A light laugh, and the window closed, "Good-night! Sleep well!" Love's best wish!--and for some sad souls life's last hope,--a "good-night and sleep well!" Poor tired World, for whose weary inhabitants oftentimes the greatest blessing is sleep! Good-night! sleep well! but the sleep implies waking.--waking to a morning of pleasure or sorrow,--or labor that is only lightened by,--Love! Love!--love divine,--love human,--and, sweetest love of all for us, as Christ has taught when both divine and human are mingled in one!
Alwyn, glancing up at the clustering stars, hanging like pendent fire-jewels above him, thought of this marvel-glory of Love,--this celestial visitant who, on noiseless pinions, comes flying divinely into the poorest homes, transfiguring common life with ethereal radiance, making toil easy, giving beauty to the plainest faces and poetry to the dullest brains. Love! its tremulous hand- clasp,--its rapturous kiss,--the speechless eloquence it gives to gentle eyes!--the grace it bestows on even the smallest gift from lover to beloved, were such gift but a handful of meadow blossoms tied with some silken threads of hair!
Not for the poet creator of "Nourhulma" such love any more,--had he not drained the cup of Passion to the dregs in the far Past, and tasted its mixed sweetness and bitterness to no purpose save self-indulgence? All that was over;--and yet, as he walked away from the bridge, back to his hotel in the quiet moonlight, he thought what a transcendent thing Love might be, even on earth, between two whose spirits were SPIRITUALLY AKIN,--whose lives were like two notes played in tuneful concord,--whose hearts beat echoing faith and tenderness to one another,--and who held their love as a sacred bond of union--a gift from God, not to be despoiled by that rough familiarity which surely brings contempt.
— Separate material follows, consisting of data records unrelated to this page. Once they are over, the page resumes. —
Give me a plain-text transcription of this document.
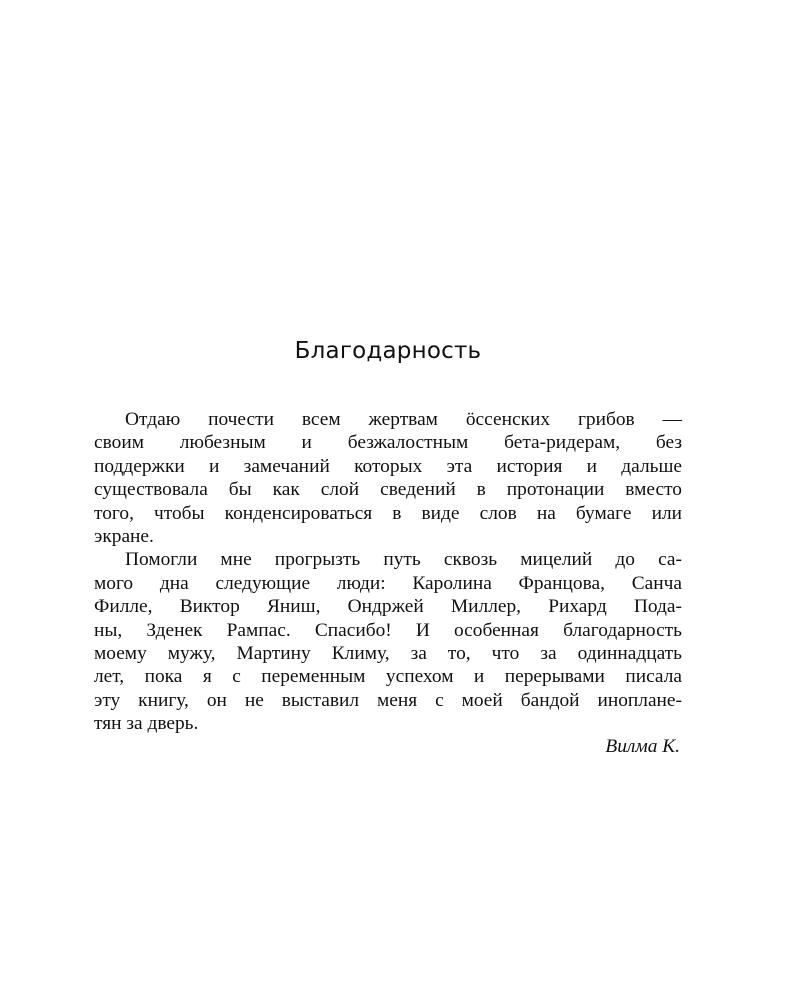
Благодарность
Отдаю почести всем жертвам ӧссенских грибов —
своим любезным и безжалостным бета-ридерам, без
поддержки и замечаний которых эта история и дальше
существовала бы как слой сведений в протонации вместо
того, чтобы конденсироваться в виде слов на бумаге или
экране.
Помогли мне прогрызть путь сквозь мицелий до са-
мого дна следующие люди: Каролина Францова, Санча
Филле, Виктор Яниш, Ондржей Миллер, Рихард Пода-
ны, Зденек Рампас. Спасибо! И особенная благодарность
моему мужу, Мартину Климу, за то, что за одиннадцать
лет, пока я с переменным успехом и перерывами писала
эту книгу, он не выставил меня с моей бандой иноплане-
тян за дверь.
Вилма К.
And then before his fancy appeared to float the radiant visage of Edris, half-child, half-angel,--he seemed to see her beautiful eyes, so pure, so clear, so unshadowed by any knowledge of sin,-- and the exquisite lines of a poet-contemporary, whose work he specially admired, occurred to him with singular suggestiveness: "Oh, thou'lt confess that love from man to maid Is more than kingdoms,--more than light and shade In sky-built gardens where the minstrels dwell, And more than ransom from the bonds of Hell. Thou wilt, I say, admit the truth of this, And half relent that, shrinking from a kiss, Thou didst consign me to mine own disdain, Athwart the raptures of a vision'd bliss.
"I'll seek no joy that is not linked with thine, No touch of hope, no taste of holy wine, And after death, no home in any star, That is not shared by thee, supreme, afar As here thou'rt first and foremost of all things! Glory is thine, and gladness, and the wings That wait on thought, when, in thy spirit-sway, Thou dost invest a realm unknown to kings!"